How can I strip off certain html tags and allow some of them?
For instance,
I want to strip off span
tags but allow the span
with underline.
<span style="text-decoration: underline;">Text</span>
I want to allow p
but I want to remove any styles or classes inside the p
for instance,
<p class="99light">Text</p>
the class inside the p tag should be removed - I just want a clean p
tag.
The is the line I have so far,
strip_tags($content, '<p><a><br><em><strong><ul><li>');
You can't.

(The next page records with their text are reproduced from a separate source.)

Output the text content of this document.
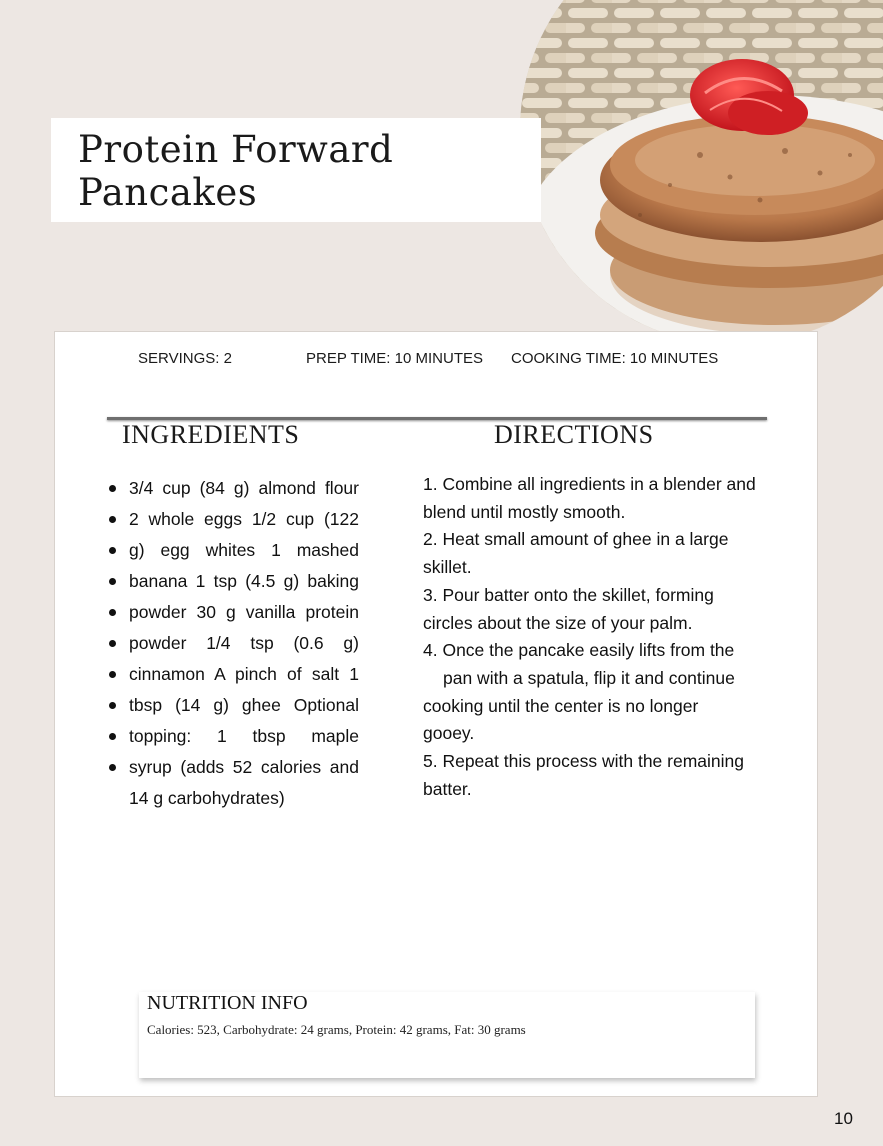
Protein Forward
Pancakes
SERVINGS: 2	PREP TIME: 10 MINUTES COOKING TIME: 10 MINUTES
INGREDIENTS	DIRECTIONS
3/4 cup (84 g) almond flour
2 whole eggs 1/2 cup (122
g) egg whites 1 mashed
banana 1 tsp (4.5 g) baking
powder 30 g vanilla protein
powder 1/4 tsp (0.6 g)
cinnamon A pinch of salt 1
tbsp (14 g) ghee Optional
topping: 1 tbsp maple
syrup (adds 52 calories and
14 g carbohydrates)

1. Combine all ingredients in a blender and

blend until mostly smooth.

2. Heat small amount of ghee in a large

skillet.

3. Pour batter onto the skillet, forming

circles about the size of your palm.

4. Once the pancake easily lifts from the

pan with a spatula, flip it and continue

cooking until the center is no longer

gooey.

5. Repeat this process with the remaining

batter.

NUTRITION INFO

Calories: 523, Carbohydrate: 24 grams, Protein: 42 grams, Fat: 30 grams

10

You'll need to use an XML/HTML parser to do that:
// with DOMDocument it might look something like this.
$dom = new DOMDocument();
$dom->loadHTML( $content );
foreach( $dom->getElementsByTagName( "p" ) as $p )
{
// removes all attributes from a p tag.
/*
foreach( $p->attributes as $attrib )
{
$p->removeAttributeNode( $attrib );
}
*/
// remove only the style attribute.
$p->removeAttributeNode( $p->getAttributeNode( "style" ) );
}
echo $dom->saveHTML();
You need full DOM parsing. strip_tags
will not offer the necessary security and customization. I have used the HTMLPurifier library in the past for this. It does actual parsing and allows you to set whitelists while taking care of malicious inputs and producing valid markup!
By "necessary security" I mean that if you try to write a custom parser you will make a mistake (don't worry, I would too) and by "customization" I mean no built-in solution will let you target only certain tags with certain attributes and values of those attributes. HTMLPurifier is the PHP library solution.